Thirdly, my favorite, AFSCME does not want to help where this is concerned. They put a road block up wherever they can and would prefer to go back in time to the lock um up and throw away the key days. Makes for a much easier job.
- Alice Childress - Thursday, Aug 18, 22 @ 11:46 am:
Whatever… op-eds are just that, opinions not based on entirety of facts.
- Dotnonymous - Thursday, Aug 18, 22 @ 11:58 am:
Ninety-nine % of these mis/maltreated prisoners will return to our streets…do remember.
- Almost the Weekend - Thursday, Aug 18, 22 @ 12:11 pm:
The current political environment emphasis on crime, and the botched criminal justice reforms by large (mostly Dem) district attorneys across the country (San Francisco, Cook County) this op-ed is essentially yelling into the abyss.
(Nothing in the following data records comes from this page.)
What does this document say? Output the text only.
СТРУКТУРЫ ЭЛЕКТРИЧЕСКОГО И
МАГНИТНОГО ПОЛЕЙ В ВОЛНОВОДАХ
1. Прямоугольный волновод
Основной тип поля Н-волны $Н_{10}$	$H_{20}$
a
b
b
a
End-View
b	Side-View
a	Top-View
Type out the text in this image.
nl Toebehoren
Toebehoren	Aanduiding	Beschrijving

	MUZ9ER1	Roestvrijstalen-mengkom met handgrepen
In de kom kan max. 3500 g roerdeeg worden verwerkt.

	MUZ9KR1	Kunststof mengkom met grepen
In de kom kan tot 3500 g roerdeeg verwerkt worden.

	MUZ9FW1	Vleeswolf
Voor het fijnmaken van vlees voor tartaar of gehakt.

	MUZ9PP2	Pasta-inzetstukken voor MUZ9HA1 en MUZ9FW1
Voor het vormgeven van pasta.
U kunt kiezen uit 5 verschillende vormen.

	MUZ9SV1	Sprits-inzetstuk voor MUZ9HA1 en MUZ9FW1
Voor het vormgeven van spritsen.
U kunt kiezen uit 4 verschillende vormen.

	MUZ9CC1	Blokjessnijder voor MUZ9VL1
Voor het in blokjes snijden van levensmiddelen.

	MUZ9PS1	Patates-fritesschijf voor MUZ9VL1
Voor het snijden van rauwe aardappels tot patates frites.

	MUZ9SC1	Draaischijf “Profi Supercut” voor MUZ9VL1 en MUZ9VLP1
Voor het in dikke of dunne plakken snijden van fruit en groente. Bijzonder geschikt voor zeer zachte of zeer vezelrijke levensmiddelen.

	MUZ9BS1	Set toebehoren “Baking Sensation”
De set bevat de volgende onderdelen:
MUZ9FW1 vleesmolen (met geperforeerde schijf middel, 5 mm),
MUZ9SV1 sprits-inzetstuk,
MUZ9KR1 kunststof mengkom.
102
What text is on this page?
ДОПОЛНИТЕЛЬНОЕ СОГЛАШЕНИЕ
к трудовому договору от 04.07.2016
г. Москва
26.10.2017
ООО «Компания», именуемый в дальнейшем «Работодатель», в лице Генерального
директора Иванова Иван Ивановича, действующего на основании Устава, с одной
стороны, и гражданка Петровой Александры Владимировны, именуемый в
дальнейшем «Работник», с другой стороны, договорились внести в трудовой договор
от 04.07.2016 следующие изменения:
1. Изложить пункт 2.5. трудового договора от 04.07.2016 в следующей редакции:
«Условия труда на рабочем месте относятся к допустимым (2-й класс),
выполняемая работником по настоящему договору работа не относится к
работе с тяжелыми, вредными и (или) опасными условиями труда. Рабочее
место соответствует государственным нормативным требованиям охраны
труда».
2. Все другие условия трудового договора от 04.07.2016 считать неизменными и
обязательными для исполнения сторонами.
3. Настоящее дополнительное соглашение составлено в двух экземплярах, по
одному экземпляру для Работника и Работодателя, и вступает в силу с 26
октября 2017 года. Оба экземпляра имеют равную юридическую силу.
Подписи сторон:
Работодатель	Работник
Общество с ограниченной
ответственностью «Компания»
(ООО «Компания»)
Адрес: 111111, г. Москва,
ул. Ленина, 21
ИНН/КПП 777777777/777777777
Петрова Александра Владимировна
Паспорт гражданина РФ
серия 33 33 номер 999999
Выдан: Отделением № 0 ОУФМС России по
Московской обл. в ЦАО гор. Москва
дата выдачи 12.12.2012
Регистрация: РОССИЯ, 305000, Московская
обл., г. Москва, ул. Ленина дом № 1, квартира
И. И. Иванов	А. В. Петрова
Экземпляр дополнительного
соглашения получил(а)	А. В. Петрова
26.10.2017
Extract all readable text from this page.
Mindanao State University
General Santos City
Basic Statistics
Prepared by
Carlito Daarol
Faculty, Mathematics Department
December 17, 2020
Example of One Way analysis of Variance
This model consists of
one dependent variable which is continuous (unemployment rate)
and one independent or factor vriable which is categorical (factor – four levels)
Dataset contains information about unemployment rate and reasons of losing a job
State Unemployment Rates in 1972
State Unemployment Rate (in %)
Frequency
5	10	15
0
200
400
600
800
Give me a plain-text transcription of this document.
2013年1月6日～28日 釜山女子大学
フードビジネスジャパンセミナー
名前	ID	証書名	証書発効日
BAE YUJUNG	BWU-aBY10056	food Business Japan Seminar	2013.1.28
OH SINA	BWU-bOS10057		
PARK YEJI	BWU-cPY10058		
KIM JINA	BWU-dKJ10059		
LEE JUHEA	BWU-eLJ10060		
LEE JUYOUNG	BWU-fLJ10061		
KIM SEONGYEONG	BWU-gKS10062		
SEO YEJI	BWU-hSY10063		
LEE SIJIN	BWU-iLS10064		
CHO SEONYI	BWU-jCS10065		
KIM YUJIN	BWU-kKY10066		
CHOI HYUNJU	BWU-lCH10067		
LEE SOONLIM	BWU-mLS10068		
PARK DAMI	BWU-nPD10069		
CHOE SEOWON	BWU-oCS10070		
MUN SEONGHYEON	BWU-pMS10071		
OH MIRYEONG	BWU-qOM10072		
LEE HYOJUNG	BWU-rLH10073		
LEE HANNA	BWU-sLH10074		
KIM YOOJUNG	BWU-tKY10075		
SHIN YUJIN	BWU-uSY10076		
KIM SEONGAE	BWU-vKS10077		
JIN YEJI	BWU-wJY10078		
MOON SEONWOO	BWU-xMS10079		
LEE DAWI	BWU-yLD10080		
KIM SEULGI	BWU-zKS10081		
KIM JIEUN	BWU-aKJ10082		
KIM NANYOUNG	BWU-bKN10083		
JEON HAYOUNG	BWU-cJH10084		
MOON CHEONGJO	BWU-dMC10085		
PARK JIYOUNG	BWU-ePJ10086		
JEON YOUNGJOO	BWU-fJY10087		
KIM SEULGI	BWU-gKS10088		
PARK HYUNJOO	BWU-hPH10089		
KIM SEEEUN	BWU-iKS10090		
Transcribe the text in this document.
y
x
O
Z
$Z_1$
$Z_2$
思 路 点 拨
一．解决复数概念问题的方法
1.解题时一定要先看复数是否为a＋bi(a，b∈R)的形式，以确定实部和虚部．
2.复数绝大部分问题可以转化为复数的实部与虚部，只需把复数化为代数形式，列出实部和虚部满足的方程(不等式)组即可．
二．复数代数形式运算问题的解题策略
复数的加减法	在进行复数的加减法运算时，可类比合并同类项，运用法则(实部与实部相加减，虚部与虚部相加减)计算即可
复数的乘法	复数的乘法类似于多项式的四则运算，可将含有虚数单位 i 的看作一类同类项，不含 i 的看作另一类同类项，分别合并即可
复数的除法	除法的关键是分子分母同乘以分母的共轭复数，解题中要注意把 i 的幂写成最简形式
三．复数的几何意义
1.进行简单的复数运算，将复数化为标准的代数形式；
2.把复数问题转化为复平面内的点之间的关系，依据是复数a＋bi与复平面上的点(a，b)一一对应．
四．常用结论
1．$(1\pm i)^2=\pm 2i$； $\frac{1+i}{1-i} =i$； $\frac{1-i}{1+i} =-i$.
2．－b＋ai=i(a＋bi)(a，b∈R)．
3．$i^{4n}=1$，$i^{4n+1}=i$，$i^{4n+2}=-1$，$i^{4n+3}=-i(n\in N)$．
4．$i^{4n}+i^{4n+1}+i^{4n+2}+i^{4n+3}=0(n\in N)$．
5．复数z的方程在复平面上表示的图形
- /s - Thursday, Aug 18, 22 @ 12:29 pm:
While I don’t see this and the ongoing DCFS debacle having much if any impact on the election (the folks who care about prisoner and/or foster child welfare are unlikely to be Bailey voters and, unfortunately, too small of a group that not turning out will make a difference), man, JB’s really got to start addressing these issues once reelected. Especially if he’s got national ambitions.
- In the Know - Thursday, Aug 18, 22 @ 1:25 pm:
Whether or not the op-ed’s author is screaming into the void, the State had an opportunity to craft (and implement) a solution to provide exactly what it is obligated to provide: constitutionally adequate mental health and medical care within IDOC. Any State-devised solution would (and did) take into consideration budgetary, procurement and personnel challenges to providing adequate care. Presumably, therefore, the State-devised solution sought to provide basic necessities to offenders while also safeguarding public funds. Said solution is better than having the Court, with direct input from Plaintiffs and the monitor, impose a gold standard which, inevitably, exceeds any constitutional minimum and will be infinitely more expensive/onerous to achieve than the constitutional minimum. Its a shame that the State (under not just the current administration) squandered this chance.
- Streator Curmudgeon - Thursday, Aug 18, 22 @ 1:28 pm:
Is there any state where the Department of Corrections isn’t a mess?
Uninformed citizens think prisoners are “coddled” and deserve poor conditions as part of their sentence. On the “This is Good for All of Us” scale, prison reform comes near the bottom.
But I can’t see that a change in governors would change that situation.
- Radical Candor - Thursday, Aug 18, 22 @ 1:34 pm:
Not Presidential, Governor.
- Lucky Pierre - Thursday, Aug 18, 22 @ 1:40 pm:
I sure he gets this fixed quick before all of his fellow elected Democrats check in.
- Give Us Barabbas - Thursday, Aug 18, 22 @ 1:45 pm:
Wexford does not have the best reputation in inmate health care. remember the story about the inmate going blind but Wexford only worked on one eye because “that’s enough to get by on in prison”, or some-such logic?
Mental health caregiving in a prison context has to be a really tough and stressful job, and it should pay commensurately. IDOC/ Wexford isn’t paying for the needed level of care, thus not getting job applicants. I have to wonder if there isn’t another way to get this done than what Wexford is (barely) doing.
- Lincoln Lad - Thursday, Aug 18, 22 @ 4:15 pm:
There probably is no more difficult environment to provide healthcare than in a prison. That’s not just in Illinois. To make it worse, no one wants to pay for it. How does it ever get better? I don’t see a champion able to make enough people care to make meaningful change. Not in today’s world. It’s sad.
- Rudy’s teeth - Thursday, Aug 18, 22 @ 4:44 pm:
Yes, individuals in prison need treatment. So do students in grades
K- 12. If only each school had a nurse on staff Monday - Friday during school hours.
Many students are not seen regularly by physicians and nurses are a valuable resource to screen for vision, nutrition, and social- emotional needs. Would rather know that limited resources are directed to school-age children.